Set up the Hyperdrive to configure the experiment settings. This includes the random sampling parameters as well as the estimator configuration.

In [None]:
# Configure hyperdrive settings
hyperdrive = HyperDriveConfig(estimator=estimator, 
                          hyperparameter_sampling=params, 
                          policy=None, 
                          primary_metric_name='rmse', 
                          primary_metric_goal=PrimaryMetricGoal.MAXIMIZE, 
                          max_total_runs=20,
                          max_concurrent_runs=4)

print("The hyperdive is ready to run!")

Run the experiment and review the results. This will take 10 - 20 minutes. The status will be displayed in the output as the experiment runs.

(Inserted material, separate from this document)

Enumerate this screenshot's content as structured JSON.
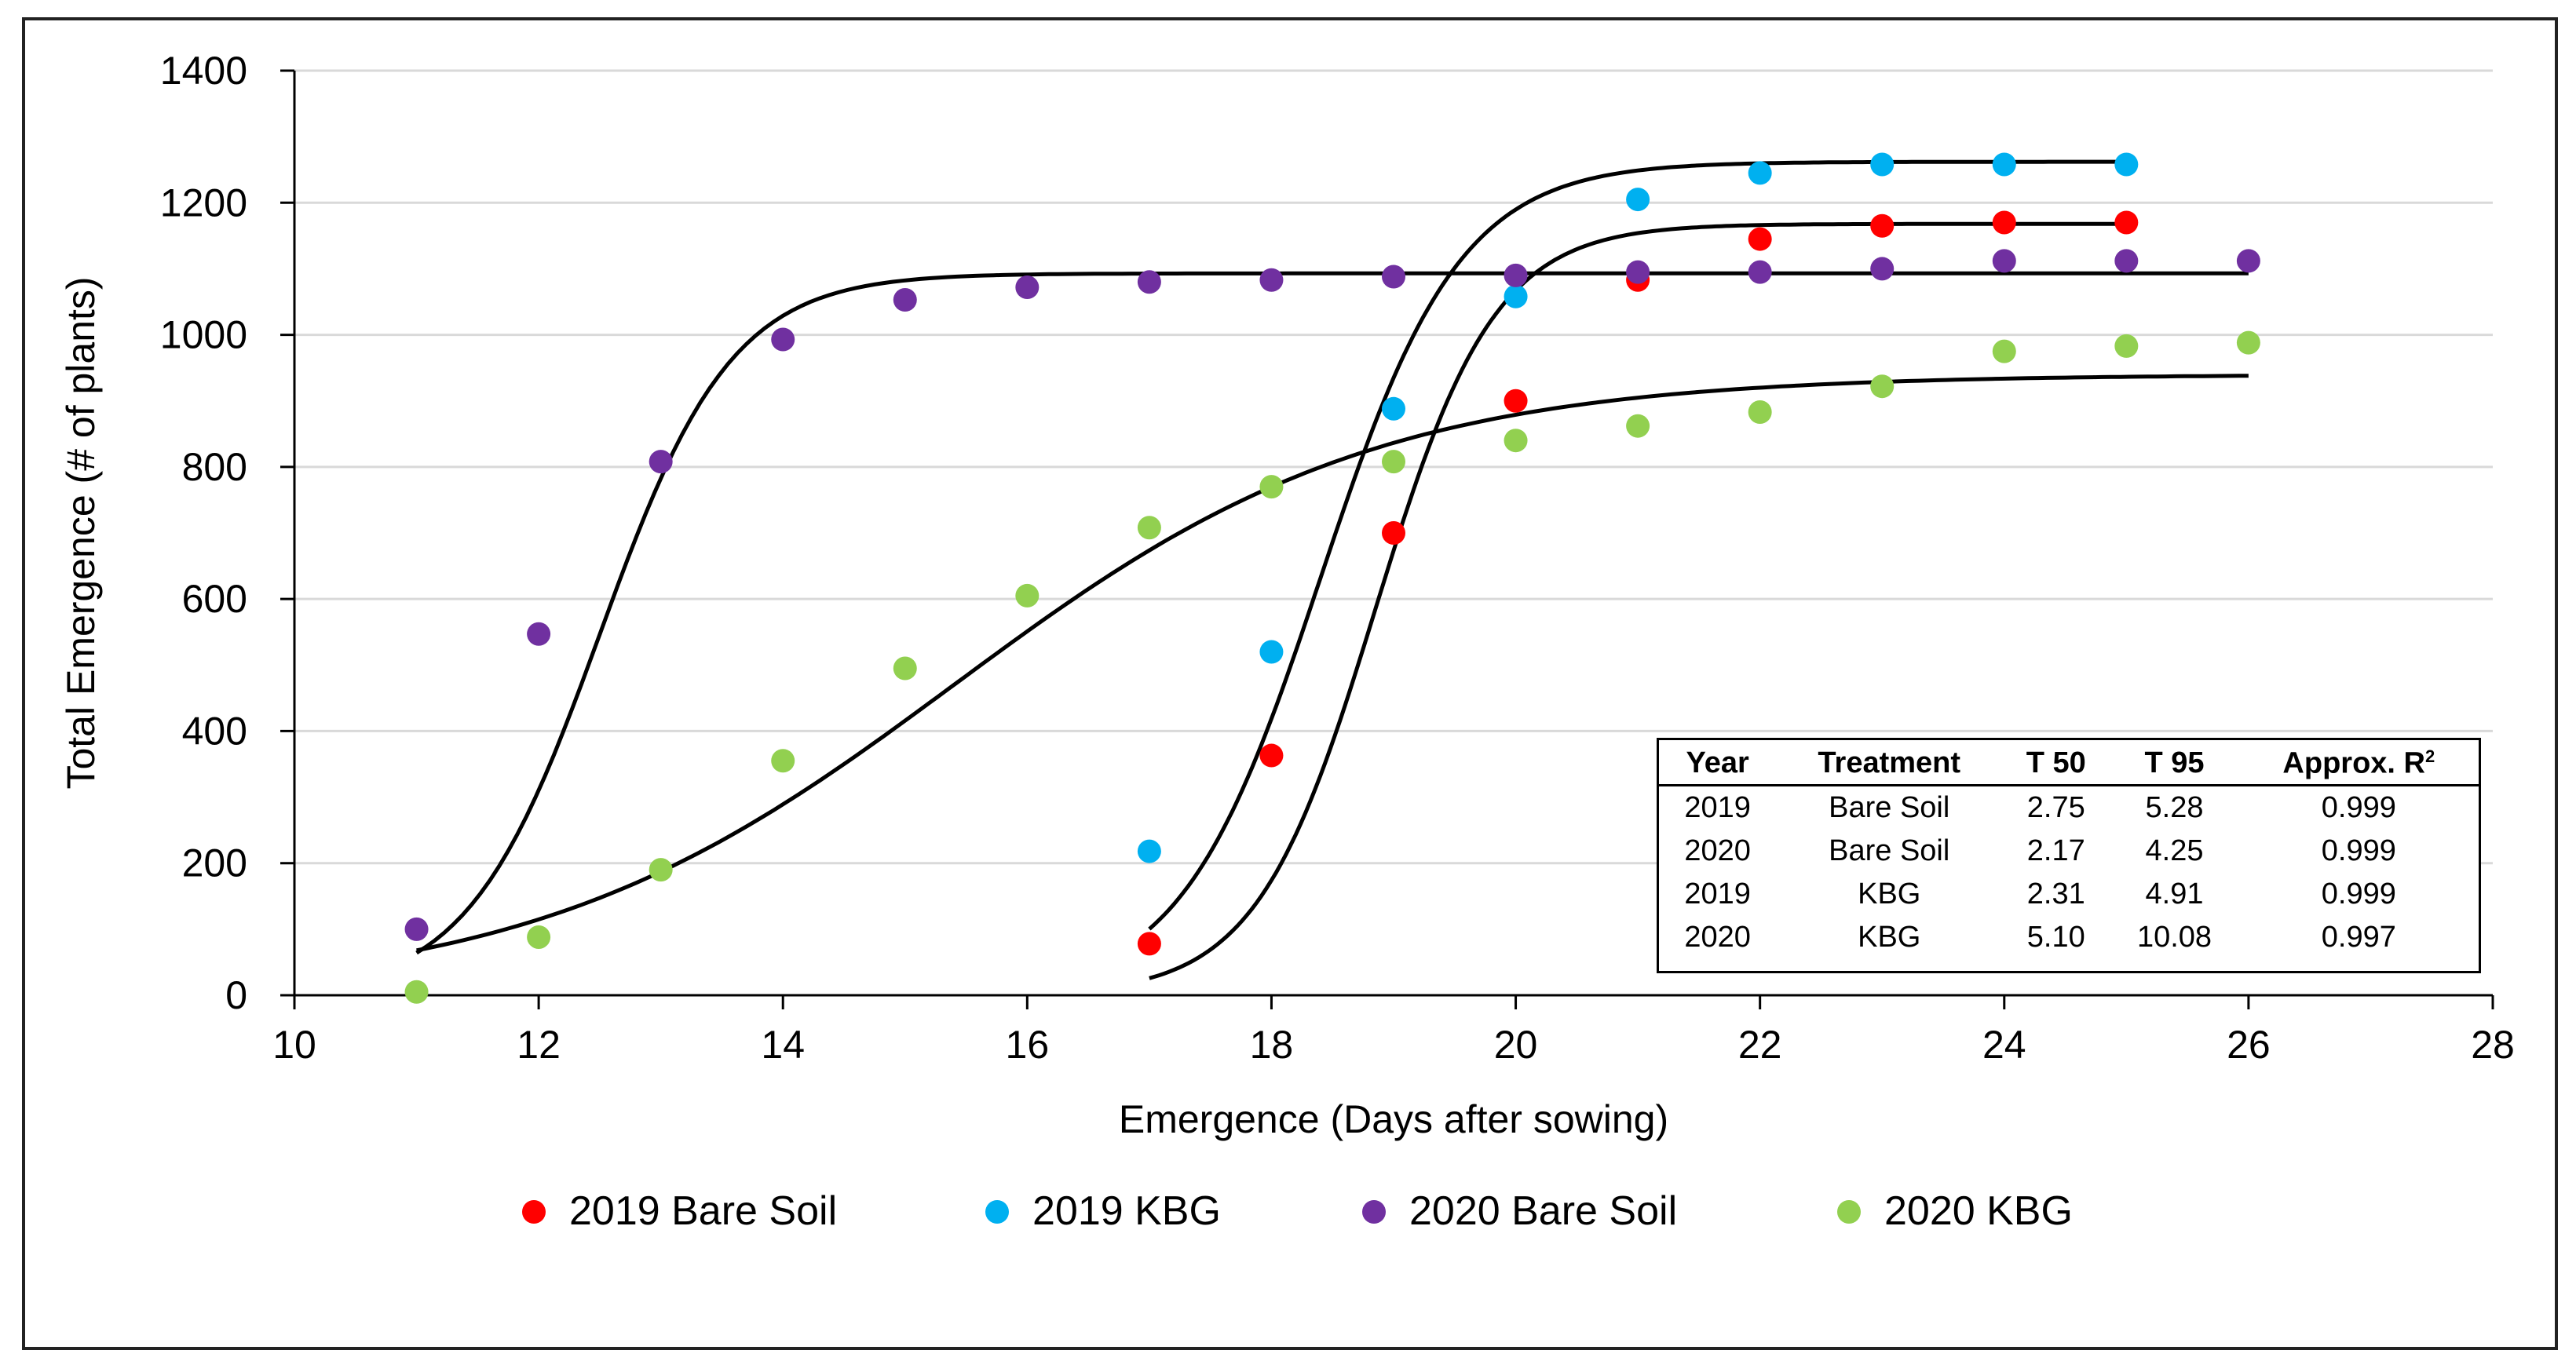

You can also switch over to Azure Machine Learning Studio and veiw the status of the run from the Experiments console.

In [None]:
# Run the experiment
experiment = Experiment(workspace = ws, name = 'diabetes_training_hyperdrive')
run = experiment.submit(config=hyperdrive)

# Show the status
RunDetails(run).show()
run.wait_for_completion()

### Get Best Performing Run
When all the runs have finished, you can execute the code below to determine the best performing run based on the primary metric used in the experiment.

In [None]:
best_run = run.get_best_run_by_primary_metric()
if best_run is None:
    raise Exception("No best run was found")
best_run



Automating the hyperparameter tuning process provides a lot of efficiency in the Machine Learning process. For more information on tuning hyperparameters checkout [Microsoft's Documentation](https://docs.microsoft.com/en-us/azure/machine-learning/how-to-tune-hyperparameters)

Don't forget to switch back to the Cloud Academy Lab and run the validation check to verify the Hyperdrive experiment.